Sun’s father, David, cofounded the Fountain Valley-based company in 1997 with fellow entrepreneur John Tu. The two have grown it into the world’s largest memory products maker for computers and consumer electronics, with an estimated $5.4 billion in sales last year.

The younger Sun has taken many business cues from his father on the job and during their weekly dinners.

“My way of doing business is my dad’s way—be honest and be sincere,” said Sun, who took on a mess when he acquired the 31-year-old AVP brand, which abruptly shut down mid-season four years ago.

The league was dormant for two years and was even further from a heyday when the sport inspired feature films in the late 1980s. The AVP, meanwhile, peaked with about $25 million in annual revenue in the early 2000s.

The bankruptcy and shutdown of the tour left sponsors burned, players on the sideline, and fans disenfranchised.

“There was a lot of resentment,” he said.

“I’ve had to do a lot of good will,” said Sun, who persuaded marketing executives at Barefoot Cellars to take another chance on the AVP with a free sponsorship trial that is now on a paying basis.

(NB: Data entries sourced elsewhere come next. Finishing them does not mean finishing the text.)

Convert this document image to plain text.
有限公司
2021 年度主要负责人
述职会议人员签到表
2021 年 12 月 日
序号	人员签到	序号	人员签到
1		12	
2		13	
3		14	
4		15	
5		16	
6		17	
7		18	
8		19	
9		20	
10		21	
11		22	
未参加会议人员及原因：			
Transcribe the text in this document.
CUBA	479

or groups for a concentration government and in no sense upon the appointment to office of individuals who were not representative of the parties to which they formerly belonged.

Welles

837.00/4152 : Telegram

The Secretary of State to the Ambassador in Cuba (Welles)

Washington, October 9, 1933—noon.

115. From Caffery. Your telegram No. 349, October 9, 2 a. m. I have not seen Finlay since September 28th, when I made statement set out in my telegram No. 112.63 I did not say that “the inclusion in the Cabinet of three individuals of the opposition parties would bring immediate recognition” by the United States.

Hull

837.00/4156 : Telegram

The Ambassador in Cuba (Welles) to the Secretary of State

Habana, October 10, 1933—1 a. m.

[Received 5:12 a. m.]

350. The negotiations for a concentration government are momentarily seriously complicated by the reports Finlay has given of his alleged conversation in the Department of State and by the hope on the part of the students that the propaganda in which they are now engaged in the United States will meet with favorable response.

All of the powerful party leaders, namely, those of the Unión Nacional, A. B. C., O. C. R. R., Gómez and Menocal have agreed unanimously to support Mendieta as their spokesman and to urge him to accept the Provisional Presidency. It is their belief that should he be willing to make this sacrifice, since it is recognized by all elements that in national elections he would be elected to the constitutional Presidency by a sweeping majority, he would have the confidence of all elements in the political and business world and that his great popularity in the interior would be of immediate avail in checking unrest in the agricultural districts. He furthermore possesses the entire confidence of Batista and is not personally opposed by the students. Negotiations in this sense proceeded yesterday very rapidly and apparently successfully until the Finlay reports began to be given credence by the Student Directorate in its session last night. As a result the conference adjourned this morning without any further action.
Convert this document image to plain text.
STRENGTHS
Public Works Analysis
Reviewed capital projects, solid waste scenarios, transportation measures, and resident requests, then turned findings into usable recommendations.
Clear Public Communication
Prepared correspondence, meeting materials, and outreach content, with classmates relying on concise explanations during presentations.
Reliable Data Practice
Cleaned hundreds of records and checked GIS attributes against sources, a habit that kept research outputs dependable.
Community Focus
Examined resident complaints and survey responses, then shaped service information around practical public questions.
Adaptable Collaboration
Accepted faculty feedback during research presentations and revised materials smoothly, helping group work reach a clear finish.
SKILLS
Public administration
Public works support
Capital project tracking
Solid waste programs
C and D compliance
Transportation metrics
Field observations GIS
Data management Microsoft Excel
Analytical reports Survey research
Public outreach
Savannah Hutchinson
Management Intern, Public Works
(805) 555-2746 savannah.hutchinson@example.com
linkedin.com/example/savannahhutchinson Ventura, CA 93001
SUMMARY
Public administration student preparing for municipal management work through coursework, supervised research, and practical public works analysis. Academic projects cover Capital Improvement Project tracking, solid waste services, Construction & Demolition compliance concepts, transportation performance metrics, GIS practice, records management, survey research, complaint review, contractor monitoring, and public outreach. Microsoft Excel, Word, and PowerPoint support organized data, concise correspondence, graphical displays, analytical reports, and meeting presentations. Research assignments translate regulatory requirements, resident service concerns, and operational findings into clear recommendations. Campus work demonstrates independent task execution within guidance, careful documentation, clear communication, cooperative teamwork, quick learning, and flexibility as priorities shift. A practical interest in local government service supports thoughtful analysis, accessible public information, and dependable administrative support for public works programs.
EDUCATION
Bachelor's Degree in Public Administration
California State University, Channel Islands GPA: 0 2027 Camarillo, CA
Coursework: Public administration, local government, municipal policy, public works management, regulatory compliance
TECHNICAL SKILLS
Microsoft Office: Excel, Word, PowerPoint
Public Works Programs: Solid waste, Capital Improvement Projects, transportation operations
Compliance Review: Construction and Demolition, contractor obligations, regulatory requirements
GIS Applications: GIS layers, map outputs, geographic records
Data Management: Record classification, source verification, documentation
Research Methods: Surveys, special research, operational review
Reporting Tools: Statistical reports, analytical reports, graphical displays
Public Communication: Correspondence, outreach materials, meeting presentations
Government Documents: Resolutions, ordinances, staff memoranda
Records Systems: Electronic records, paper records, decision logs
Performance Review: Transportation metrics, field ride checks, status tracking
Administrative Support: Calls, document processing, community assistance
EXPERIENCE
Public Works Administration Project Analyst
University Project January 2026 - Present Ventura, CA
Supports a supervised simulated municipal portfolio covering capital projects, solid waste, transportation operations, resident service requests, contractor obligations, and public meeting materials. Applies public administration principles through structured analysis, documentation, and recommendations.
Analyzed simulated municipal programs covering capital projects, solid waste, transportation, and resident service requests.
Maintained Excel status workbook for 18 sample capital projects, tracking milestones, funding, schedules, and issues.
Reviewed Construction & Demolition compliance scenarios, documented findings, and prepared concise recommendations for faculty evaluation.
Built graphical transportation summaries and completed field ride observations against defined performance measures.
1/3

Kerri Walsh Jennings, the sport’s most recognizable name and talent, said the AVP has regained the trust of the 100 professional players on tour.

“I don’t carry any grudges—anything that happened in the past wasn’t Donald’s fault,” said the three-time Olympic gold medalist and reigning AVP champion. “He has the support of every single player.”

Jennings and teammate April Ross, a Costa Mesa resident, won all seven events on the 2014 AVP Tour.

The duo became the first pair on the AVP to run the table with a 36-0 record in match play, culminating in a hard-fought victory over Heather Hughes and Laguna Beach resident Whitney Pavlik for a nice chunk of the $200,000 purse.

Huntington Beach residents Jake Gibb and Casey Patterson won their third consecutive AVP title on the men’s side.

The Huntington Beach event drew more than 30,000 over the weekend, according to the league, which doesn’t charge for general admission. The total is nonetheless an indicator that the sport still resonates with a loyal following beyond its popularity during the Olympics, according to Sun.

He is prepared to subsidize the league through the 2015 season, but he senses the tide is turning. Cities across the country are inquiring about hosting an AVP event. The league now is generating more than $2 million in revenue annually, and its schedule of seven to 10 events per season is sustainable—a clear turn from the 30-plus it scheduled when it was losing millions per year.

“In 2016 we should be turning the corner—I do expect to turn a profit,” Sun said. “It just takes time to build a brand and confidence. I have patience.”

Jennings, who has played on the tour since 2001, believes beach volleyball offers fans access to its star players and an intimacy no other sport can match.

“It’s competitive, it’s powerful, it’s dynamic, it’s sexy,” she said. “We need to make this AVP highly successful. We have a long way to go, but we have a legacy and history to build on.”